Howard County Executive Charles I. Ecker has a perception problem. Recent events have seen three of his high-level appointees packing boxes for futures outside county government. The first two -- William H. Howard Jr., formerly the director of economic development, and Daryl R. McBride, once the county's fire service director -- were admittedly pushed into resignation, rather than leaping of their own volition. Most recently, County Personnel Director Joanne T. Nelson resigned, apparently for greener pastures elsewhere.
All of this has more than a few people wondering whether Mr. Ecker is conducting a purge of his administration on the eve of an election year. A few politicians are also gleeful at the prospect of capitalizing on the situation by suggesting Mr. Ecker is a poor navigator of the ship of state.
It would not be the first time an executive officer has seen fit to make radical personnel changes in the year preceding an election, although the practice is more commonly seen on higher levels, between a president or governor and his or her cabinet. Conducting a purge early on gives opponents less chance to inflict severe political damage closer to Election Day.
No wholesale purge is happening in the Ecker administration -- at least not yet. Mr. Ecker has reassured other appointees that their jobs are safe, and he is unlikely to go back on his word.
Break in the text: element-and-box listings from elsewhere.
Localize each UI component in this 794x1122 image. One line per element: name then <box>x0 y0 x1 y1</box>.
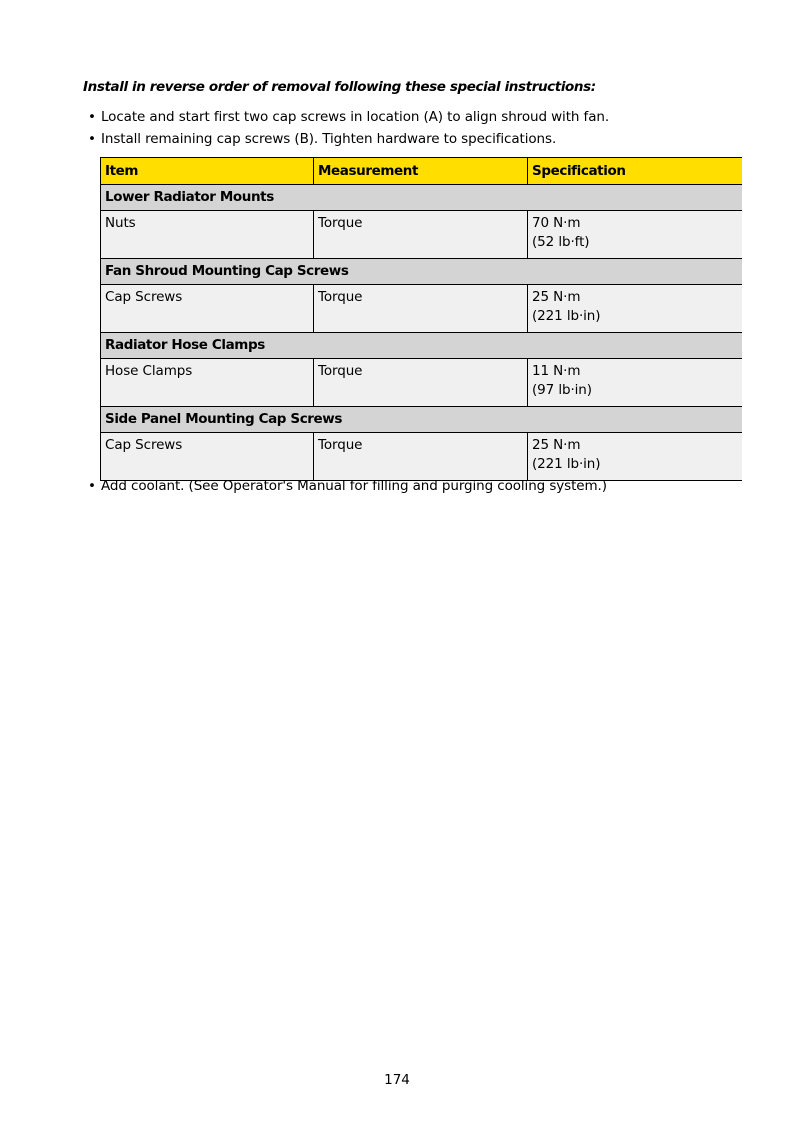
spec-metric: 11 N·m <box>532 363 581 379</box>
table-group-row <box>101 333 742 359</box>
measurement-cell: Torque <box>314 359 528 407</box>
spec-metric: 25 N·m <box>532 437 581 453</box>
table-row <box>101 285 742 333</box>
table-group-row <box>101 407 742 433</box>
bullet-icon: • <box>88 131 96 147</box>
measurement-cell: Torque <box>314 285 528 333</box>
bullet-icon: • <box>88 478 96 494</box>
item-cell: Cap Screws <box>101 433 314 481</box>
table-row <box>101 359 742 407</box>
item-cell: Cap Screws <box>101 285 314 333</box>
table-row <box>101 433 742 481</box>
spec-imperial: (97 lb·in) <box>532 382 592 398</box>
spec-metric: 70 N·m <box>532 215 581 231</box>
spec-imperial: (221 lb·in) <box>532 456 601 472</box>
list-item <box>88 106 609 128</box>
instruction-list <box>88 106 609 150</box>
specification-cell <box>528 285 742 333</box>
spec-metric: 25 N·m <box>532 289 581 305</box>
group-title: Lower Radiator Mounts <box>101 185 742 211</box>
specification-cell <box>528 211 742 259</box>
list-item <box>88 128 609 150</box>
list-item-text: Add coolant. (See Operator's Manual for filling and purging cooling system.) <box>101 478 607 494</box>
measurement-cell: Torque <box>314 211 528 259</box>
column-header-specification: Specification <box>528 158 742 185</box>
group-title: Side Panel Mounting Cap Screws <box>101 407 742 433</box>
group-title: Radiator Hose Clamps <box>101 333 742 359</box>
page-number: 174 <box>384 1072 410 1088</box>
spec-imperial: (221 lb·in) <box>532 308 601 324</box>
table-row <box>101 211 742 259</box>
column-header-measurement: Measurement <box>314 158 528 185</box>
list-item-text: Install remaining cap screws (B). Tighten hardware to specifications. <box>101 131 557 147</box>
measurement-cell: Torque <box>314 433 528 481</box>
instructions-heading: Install in reverse order of removal following these special instructions: <box>83 79 596 95</box>
table-group-row <box>101 185 742 211</box>
table-group-row <box>101 259 742 285</box>
list-item-text: Locate and start first two cap screws in location (A) to align shroud with fan. <box>101 109 610 125</box>
column-header-item: Item <box>101 158 314 185</box>
specification-cell <box>528 433 742 481</box>
spec-imperial: (52 lb·ft) <box>532 234 590 250</box>
bullet-icon: • <box>88 109 96 125</box>
item-cell: Nuts <box>101 211 314 259</box>
specification-cell <box>528 359 742 407</box>
item-cell: Hose Clamps <box>101 359 314 407</box>
list-item <box>88 475 607 497</box>
group-title: Fan Shroud Mounting Cap Screws <box>101 259 742 285</box>
table-header-row <box>101 158 742 185</box>
torque-spec-table <box>100 157 742 481</box>
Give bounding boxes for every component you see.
Mr. Howard was shown the door by Mr. Ecker because he had run afoul of key members in the business community, something an economic development director apparently ought not do. Mr. McBride departed because of unspecified philosophical differences with the county executive. And as for Ms. Nelson's departure, it represents the garden variety job switch -- she got a more attractive offer from Provident Bank of Maryland, where she will be a vice president. Mr. Ecker, in fact, put a positive spin on her leaving as a "vote of confidence for the administration because she's in demand."
Still, two forced resignations are enough to spark gossip about the stability of the county administration, and a third resignation -- voluntary or not -- only fuels speculation among the cynics. Even if no other departures occur -- and Mr. Ecker insists he isn't expecting any -- he still must combat the perception of instability at the top.